The torrented copy featuring 0000000110 tells us that most of the 3 offenders have 1’s in those two positions. Every digit in this string is essentially halving the 1000 people, so we know 500 people have 1’s in the second from left digit. Those two 1’s in the scrubbed watermark are very weak fingers of suspicion pointing at the subset of 500 people who have an id like this ???????1?? and like this ????????1?. Not exactly damning evidence, but it is a start. We can take our 1000 suspects, and add a tiny flag of suspicion next to both those subsets. And there should be about 250 people who get two flags. On average, for 10 bits of data, we should get about 5 flag markers, each which we use to apply 500 flags to our 100 people. The more flags you get, the more guilty you look.

But why stop there? Lets call our first watermark we have added watermark A. Why not take our list of 1000 people, put it in a different order, create a new id for each person, and add that watermark B into each screener copy. Now each person has two ids. A screener copy might have id A = 703, and id B = 229. Now we analyse the scrubbed torrent and instead of just one round of adding around 5 x 500 flags, we can have a second round of 5 x 500. But why stop at two ids? We could re-order our list a huge number of times, add a huge number of id’s, get a huge number of rounds of adding flags. With a thousand watermark id’s you would end up with a huge number of guilty flags being added to the 3 guilty people. Statistically their copies would stand out like a spike, against the background noise of innocent people who only get an average number of flags.

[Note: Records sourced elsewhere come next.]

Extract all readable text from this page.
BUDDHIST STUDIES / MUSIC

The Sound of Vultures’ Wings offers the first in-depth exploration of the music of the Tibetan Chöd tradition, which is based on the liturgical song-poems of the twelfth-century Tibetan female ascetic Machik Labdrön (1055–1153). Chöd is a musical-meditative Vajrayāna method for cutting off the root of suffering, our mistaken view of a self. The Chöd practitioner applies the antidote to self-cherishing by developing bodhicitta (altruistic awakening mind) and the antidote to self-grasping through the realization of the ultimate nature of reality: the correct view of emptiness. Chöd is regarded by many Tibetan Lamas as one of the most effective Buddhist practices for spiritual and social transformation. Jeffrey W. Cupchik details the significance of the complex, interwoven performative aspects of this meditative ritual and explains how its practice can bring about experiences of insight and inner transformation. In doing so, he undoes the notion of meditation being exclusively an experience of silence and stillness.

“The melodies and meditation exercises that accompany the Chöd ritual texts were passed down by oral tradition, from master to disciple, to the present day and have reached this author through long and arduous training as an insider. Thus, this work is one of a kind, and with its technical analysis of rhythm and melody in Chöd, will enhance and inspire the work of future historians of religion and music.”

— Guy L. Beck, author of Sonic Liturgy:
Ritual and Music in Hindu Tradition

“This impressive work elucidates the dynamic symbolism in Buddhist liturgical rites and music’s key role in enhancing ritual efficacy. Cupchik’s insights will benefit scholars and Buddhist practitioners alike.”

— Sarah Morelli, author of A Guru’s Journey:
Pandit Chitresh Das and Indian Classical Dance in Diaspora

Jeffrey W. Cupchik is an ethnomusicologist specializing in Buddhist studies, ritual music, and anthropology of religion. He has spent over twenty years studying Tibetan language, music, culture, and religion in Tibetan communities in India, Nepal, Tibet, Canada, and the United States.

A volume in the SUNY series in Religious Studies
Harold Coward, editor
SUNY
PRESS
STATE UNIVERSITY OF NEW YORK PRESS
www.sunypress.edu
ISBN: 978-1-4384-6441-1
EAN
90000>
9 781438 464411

This would correctly identify any number of offenders who had their copies blended in a three-copy-voting or any-number-copy-voting scrubbing method. A scrubber can not scrub out the bits in a watermark which are identical on all three of the copies they are blending. On average 5 out of 10 bits will be identical between 2 copies, and 3 out of 10 identical between 3 copies. With 1000 watermarks applied to a each copy, that means that a scrubber with only 3 copies will end up leaving on average 333 bits of invisible incriminating evidence behind. Each of those 333 bits puts a flag in 500 peoples boxes, which is more than enough to identify the three guilty parties.

Even if some of the watermarks are lost due to randomising noise added by the scrubber, there only have to be enough flags that slip through to add enough votes to the guilty parties for them to stand out from the background noise. The number of 10 bit flags that can be added to a gigabyte of data without losing quality is huge. Scrubbing exhaustively enough to remove all the invisible watermarks would introduce so much entropy into the source that data would be lost.

I believe this watermarking system is efficient, unscrubbable, and can detect multiple, combined watermarks.